Eventually the teller counted out a HUGE stack of bills. Our facilitator asked me to go out in front of the bank and yell for Dima. What? Who is Dima? (He was the orphanage bookkeeper, how was I to know?) Why is he hanging around out front of the bank? Dima arrived and stuck the HUGE stack of cash into a folded up newspaper and walked out of the bank. We were done. Weird.
Our understanding was always that we would donate the money back to the orphanage. I have since learned that this is not an expectation on the part of the orphanage director. The money belongs to the children and can be used for their therapy or medical bills or whatever the parents decide. I do not believe that it is wise to present cash to the orphanage director. Our boys had many, MANY thousands of US dollars in their accounts. That is an incredible temptation in a land where salaries are low and corruption is prevalent.

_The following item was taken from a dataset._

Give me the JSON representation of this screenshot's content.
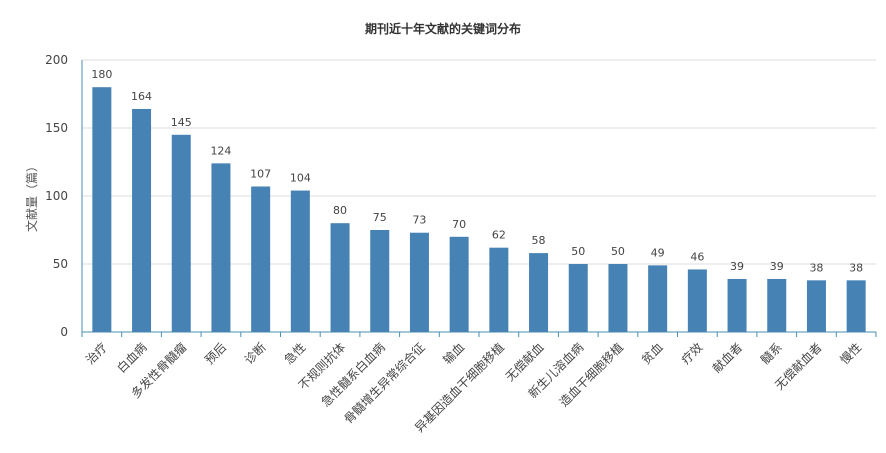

My advice to future adopting parents is to find out ahead of time how much money is in the child's account. The director should have the child's bank book. Don't wait until the last minute or you will run out of time. If you wish to donate this back to the orphanage, ask the director what would be most helpful for the children and then plan a shopping trip to purchase the items yourself. Be certain that your facilitator understands your plans well in advance.
OK, is that enough weirdness for one day?
The issue of passport prices is a fuzzy one. We received the blue passports and waited almost a week for them to be available. My understanding is that you can request expedited service for an extra fee. How that works is unclear to me. In regions where red (and ready on the same day!) passports can cost quite a bit more. Up to $1000 US.